For students today, going to class hardly equates to breaking the law.

But when an African-American student wanted to attend an all-white school 50 years ago, she challenged the law and changed it, through the famed Brown vs. Board of Education Supreme Court case.

That student, Linda Brown Thompson, will speak April 16 in Syracuse University’s Hendricks Chapel to help commemorate the 50th anniversary of the case, said Paula Johnson, law professor in the College of Law and co-chairwoman of the Brown 50th Commemoration Committee.

In the case, Thompson’s parents sued the board to allow her into an all-white Kansas school. The court unanimously declared that the denial of Thompson’s admittance was unconstitutional, and this decision ended the legal segregation of schools.

‘It was a landmark case for all of education,’ said Beth Ferri, associate professor of education and member of the Brown 50th Commemoration Committee. ‘It’s one that is still reverberating as we speak.’



A panel discussion in Hendricks Chapel will follow the speech, where Thompson, her sister Cheryl Brown Henderson and select SU faculty will discuss the impact and current issues relating to the case. Smaller discussion groups will also meet as part of the two-day commemoration, to learn about each other’s experiences and memories of the case, Johnson said.

‘What we want to have is a reflection that really extends across the many areas of our community,’ Johnson said. ‘It’s not solely an academic event. It’s something for the public at large, where everyone can contribute their insight and experience.’

Thompson lived close to an all-white high school in Topeka, Kansas, and passed it on her walk to her all-black high school. But officials at the white high school refused to admit her when her father tried to enroll her there.

The NAACP and 13 parents, including the Rev. Oliver Leon Brown, filed suit against the Board of Education in Topeka for prohibiting black children from white schools.

‘Their parents allowed them to be sort of revolutionaries,’ Ferri said.

The case moved through lower courts to the Supreme Court. Before the court made its decision on May 17, 1954, the ‘separate but equal’ facilities policy of the 1896 Plessy vs. Ferguson case had applied to public schools.

‘The U.S. Supreme Court unanimously struck down the legal principle in law, as well as in custom,’ Johnson said. ‘It was a watershed event in the U.S. at that time.’

The ruling set the standard for many other civil rights cases, Ferri said. Other cases, such as those involving students with disabilities, also declared that students could not be denied admission on any grounds.

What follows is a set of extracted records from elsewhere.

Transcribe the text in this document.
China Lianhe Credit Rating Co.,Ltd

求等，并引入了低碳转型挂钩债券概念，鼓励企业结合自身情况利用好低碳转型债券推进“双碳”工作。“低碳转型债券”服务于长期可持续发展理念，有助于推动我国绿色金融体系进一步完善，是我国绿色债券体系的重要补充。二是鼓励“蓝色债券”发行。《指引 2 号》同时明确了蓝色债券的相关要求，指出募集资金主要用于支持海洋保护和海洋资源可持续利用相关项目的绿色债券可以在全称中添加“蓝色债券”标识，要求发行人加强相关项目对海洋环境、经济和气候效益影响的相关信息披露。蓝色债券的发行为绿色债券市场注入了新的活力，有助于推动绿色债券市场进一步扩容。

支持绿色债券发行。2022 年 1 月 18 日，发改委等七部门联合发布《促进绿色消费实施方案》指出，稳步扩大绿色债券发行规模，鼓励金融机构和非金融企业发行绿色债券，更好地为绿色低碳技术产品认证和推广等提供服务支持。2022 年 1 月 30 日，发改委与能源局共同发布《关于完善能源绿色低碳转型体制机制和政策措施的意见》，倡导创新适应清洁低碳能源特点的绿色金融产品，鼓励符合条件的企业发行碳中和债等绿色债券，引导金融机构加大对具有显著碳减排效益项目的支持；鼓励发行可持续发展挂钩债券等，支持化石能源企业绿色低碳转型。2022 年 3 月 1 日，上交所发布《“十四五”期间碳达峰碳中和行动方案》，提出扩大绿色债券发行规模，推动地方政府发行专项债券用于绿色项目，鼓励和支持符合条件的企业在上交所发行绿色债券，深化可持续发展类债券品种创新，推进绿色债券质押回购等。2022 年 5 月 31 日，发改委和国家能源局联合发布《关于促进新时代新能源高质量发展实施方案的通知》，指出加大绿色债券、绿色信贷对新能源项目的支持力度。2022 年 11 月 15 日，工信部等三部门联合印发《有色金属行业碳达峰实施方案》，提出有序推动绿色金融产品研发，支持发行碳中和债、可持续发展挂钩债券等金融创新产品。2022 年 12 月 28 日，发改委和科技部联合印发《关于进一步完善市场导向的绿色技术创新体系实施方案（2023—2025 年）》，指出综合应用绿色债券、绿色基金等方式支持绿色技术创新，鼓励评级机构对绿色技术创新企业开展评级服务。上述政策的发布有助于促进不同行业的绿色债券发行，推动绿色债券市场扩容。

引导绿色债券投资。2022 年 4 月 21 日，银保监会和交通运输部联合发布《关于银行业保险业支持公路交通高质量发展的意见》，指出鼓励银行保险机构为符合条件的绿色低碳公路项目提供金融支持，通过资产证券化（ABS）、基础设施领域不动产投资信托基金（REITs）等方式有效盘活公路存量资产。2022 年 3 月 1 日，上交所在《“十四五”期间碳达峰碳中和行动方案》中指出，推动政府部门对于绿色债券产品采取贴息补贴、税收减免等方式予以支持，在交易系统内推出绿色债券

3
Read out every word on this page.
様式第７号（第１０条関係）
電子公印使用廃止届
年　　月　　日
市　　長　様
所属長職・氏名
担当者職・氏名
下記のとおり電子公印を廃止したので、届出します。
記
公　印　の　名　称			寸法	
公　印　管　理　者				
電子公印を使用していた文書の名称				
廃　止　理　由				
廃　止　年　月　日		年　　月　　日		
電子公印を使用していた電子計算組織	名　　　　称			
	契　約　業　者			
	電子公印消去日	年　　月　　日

‘This case was so significant because the influence of that decision began to reach out into other areas,’ Johnson said. ‘Employment, housing, all of these other things had to be opened up.’

But this commemoration event does not only mark a time to celebrate, Johnson said.

‘We can’t just herald the fact that the court made this decision when we look around see some of the same circumstances that existed in 1954 still around,’ Johnson said. ‘Now we need to ask more questions. As much promise as Brown held out, we can acknowledge that it has not been fully realized. How do we make the promise of Brown come true?’

‘We need to be rededicated to taking the steps necessary to making Brown more real, and not just a myth,’ Johnson added.

Thompson and Henderson’s speech, as well as the following discussions and panel, may help answer some of those questions.

‘I’m personally very interested to hear what she thinks of the progress we’ve made, and what do we have to celebrate and what do we have to work for,’ Ferri said.

Some people believe the speakers will help students place the case in a realistic context of their everyday lives and make them realize how the decision affected their educational experience.

‘It’s a good thing for her to come and educate us about it and increase our awareness of it,’ said Melissa Leighton, a senior surface pattern design major. ‘It’s something we’ve heard about, but didn’t have to experience ourselves.’